When we reached the lobby, after having climbed two deserted flights of steps and passed through empty, empty hallways, we sat and read. I felt a crippling numbness crawl through the veins in my right arm, as if it were trying to slowly secede from my body but was stuck. "It's a good thing you're scared now," she said, "you wouldn't want to be overconfident." I was not, and I did not exactly feel comfort, but knew it was there. The interviewer called my name as she entered the small, silent lobby. I was ready.
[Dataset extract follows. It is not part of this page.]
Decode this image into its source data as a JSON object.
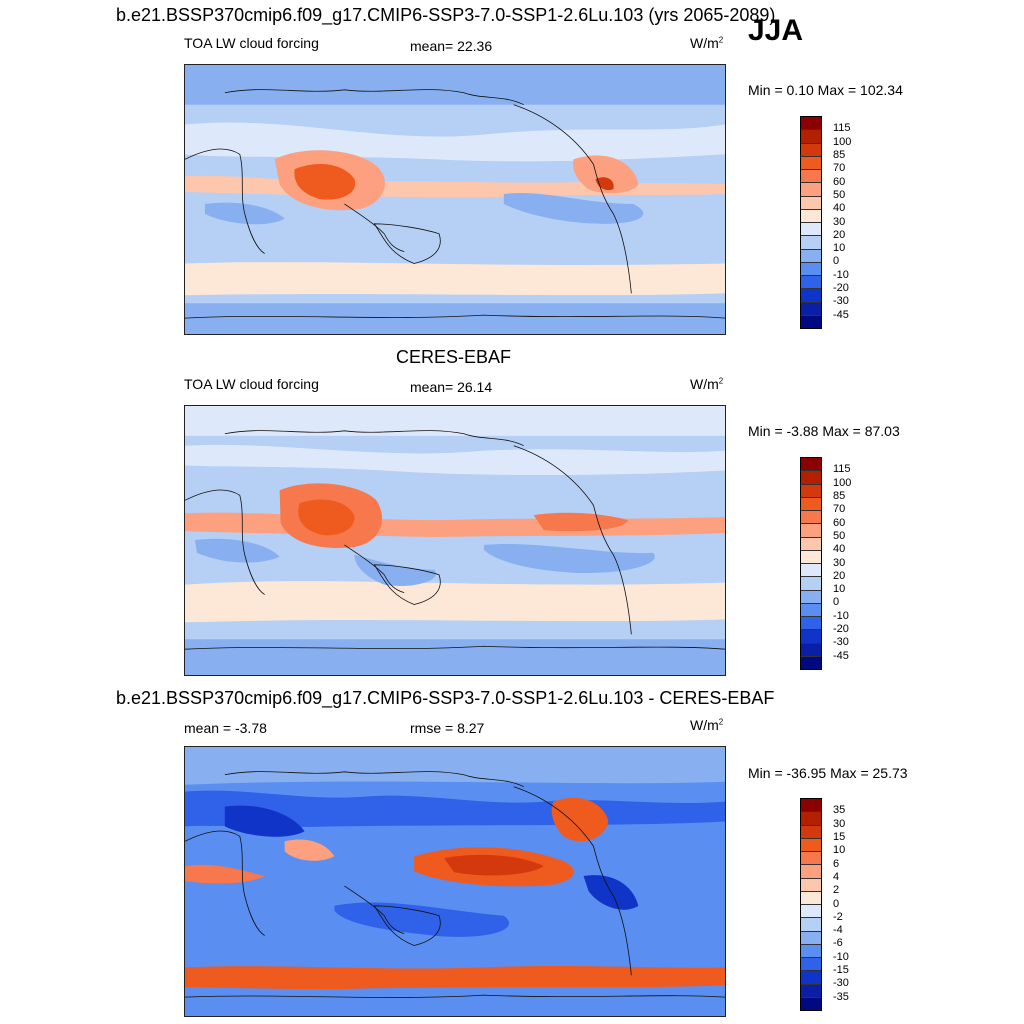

She smiled and let me go.
I talked as we headed out into the newly November air. Thick asian noodles sat between us as she listened to every detail of the interview, interposing now and then to ask one of her badly-crafted, badly-received questions. The thing was over. We smiled.
The subway train lurched forward, and we moved on to a new adventure. She was wearing tapered khakis that hit above the belly button, Dad's sweatsocks and sneakers. On top, a thin, see-through beige shirt with metallic gold stripes and a khaki faux suede blazer, sleeves tinted with age and wear. This was all I noticed when she told me my car had been hit while it was parked on our street and that if I had taken it into the house as she had asked me to do before, she would not have to pay for the damage. Human error. The train stopped for whatever reasons trains stop when we most need them, and we lost ourselves in thought. I wrote her a message with my naive hands that even if she lost it all, I would still be there for her. There was a way to feel something when it was written down and could be seen for what it was.
We got to the train station, and she stared in blank indifference at the train arrival times. We were being plagued with bad luck, and we knew it. "It's not that I don't care about your problems," she said, "but these are adult consequences." I saw her eyes but this time they did not stare back. Her nose was puffy and red, but I couldn't tell if that was from inner turmoil or her sinus infection. She took a receipt for the MetroCard she had just purchased, crumpled it, and threw it at the small black hole in the big trashcan. It hit the lid, and fell down against the floor. We walked on.
On the train home, I wrote. She asked if it was in my secret language again. "No," I said. "I think that habit is bad for me."